One of the key contributions of trauma theory was the development of the concept of complex as opposed to simple post-traumatic stress disorder. In the case of complex trauma, the injury is not a single event but takes place over time, repeatedly and enduringly, and produces syndromes difficult to overcome. It is clear that in the current crisis many individuals and populations are witnessing and experiencing both simple and complex trauma: simple and immediate trauma in cases of acute illness and loss, and slow and complex forms of trauma including challenging forms of social isolation, persistent stress and anxiety on the medical and essential-worker front lines, and intensified disparities in access to health care and ability to shelter in place with safety and support.
My own recent scholarly interests have been divided between making the case for a renewed understanding of political liberalism and exploring the role of psychological frameworks in contemporary culture. My thoughts in the time of coronavirus seem to move back and forth between these two areas. I have found myself fascinated by the social psychology of the pandemic, and in particular the drive toward normalization evident in so many forms of response. This drive toward normalization takes many forms: it first appeared as the inability to imagine that the novel coronavirus was really going to become a global crisis, or a crisis for one’s own region, or a threat to one’s way of life. Now that such denial is no longer possible, there are attempts to insist upon “a return to normalcy” as early as possible. But part of what a crisis of this magnitude reveals, as many are aware, is that what appeared as “normal” was already a precarious set of conditions involving grave vulnerabilities and injustices – this is particularly the case in the US where healthcare access is so unevenly distributed, and where enduring structural disadvantages exacerbate disease outcomes. It is impossible to listen to or read certain fluff stories – about recipes to try during isolation, or how to exercise at home – without being acutely aware how dire the situation is for the homeless, the disabled, or the unemployed. Which brings me to my interest in the promise of an engaged form of political liberalism: What I most hope for at present is that this situation will have produced major transformations along the order of the New Deal or the Great Society, transformations which reflect renewed acknowledgment of the importance of governmental institutions, expert knowledge, strong infrastructure, and widely available health care and disease prevention.
by Carolyn Chen
Inga Maren Otto Fellow in Music Composition
Composer, Sound Artist, and Performance Artist
I make experimental music.

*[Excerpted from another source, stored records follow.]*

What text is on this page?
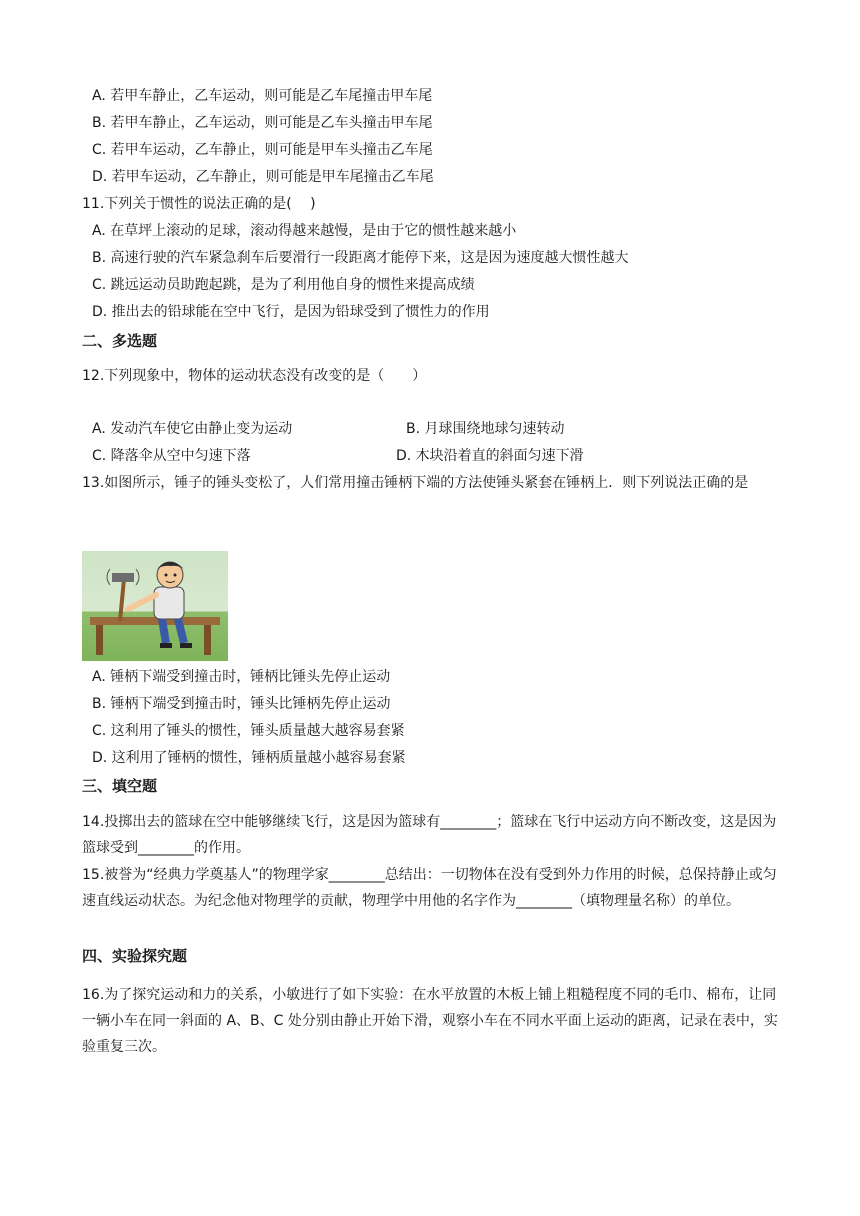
A. 若甲车静止，乙车运动，则可能是乙车尾撞击甲车尾
B. 若甲车静止，乙车运动，则可能是乙车头撞击甲车尾
C. 若甲车运动，乙车静止，则可能是甲车头撞击乙车尾
D. 若甲车运动，乙车静止，则可能是甲车尾撞击乙车尾
11.下列关于惯性的说法正确的是(　 )
A. 在草坪上滚动的足球，滚动得越来越慢，是由于它的惯性越来越小
B. 高速行驶的汽车紧急刹车后要滑行一段距离才能停下来，这是因为速度越大惯性越大
C. 跳远运动员助跑起跳，是为了利用他自身的惯性来提高成绩
D. 推出去的铅球能在空中飞行，是因为铅球受到了惯性力的作用
二、多选题
12.下列现象中，物体的运动状态没有改变的是（　　）
A. 发动汽车使它由静止变为运动	B. 月球围绕地球匀速转动
C. 降落伞从空中匀速下落	D. 木块沿着直的斜面匀速下滑
13.如图所示，锤子的锤头变松了，人们常用撞击锤柄下端的方法使锤头紧套在锤柄上．则下列说法正确的是
A. 锤柄下端受到撞击时，锤柄比锤头先停止运动
B. 锤柄下端受到撞击时，锤头比锤柄先停止运动
C. 这利用了锤头的惯性，锤头质量越大越容易套紧
D. 这利用了锤柄的惯性，锤柄质量越小越容易套紧
三、填空题
14.投掷出去的篮球在空中能够继续飞行，这是因为篮球有________；篮球在飞行中运动方向不断改变，这是因为篮球受到________的作用。
15.被誉为“经典力学奠基人”的物理学家________总结出：一切物体在没有受到外力作用的时候，总保持静止或匀速直线运动状态。为纪念他对物理学的贡献，物理学中用他的名字作为________（填物理量名称）的单位。
四、实验探究题
16.为了探究运动和力的关系，小敏进行了如下实验：在水平放置的木板上铺上粗糙程度不同的毛巾、棉布，让同一辆小车在同一斜面的 A、B、C 处分别由静止开始下滑，观察小车在不同水平面上运动的距离，记录在表中，实验重复三次。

Mostly, I make scores for others to interpret. Sometimes I play in my own pieces (usually with untrained voice and movement, sometimes with guqin, clarinet, or piano). Occasionally I play other people’s music, too. This is the work that occupies most of my imaginative life. Of course, it is not the work that pays most of my bills. I also teach piano and tutor math and other subjects. Like most of my colleagues in contemporary music, I am a contingent laborer. Though I’ve been lucky to accumulate steady work in the last few years, it has always been clear that employment security is not an aim within my control.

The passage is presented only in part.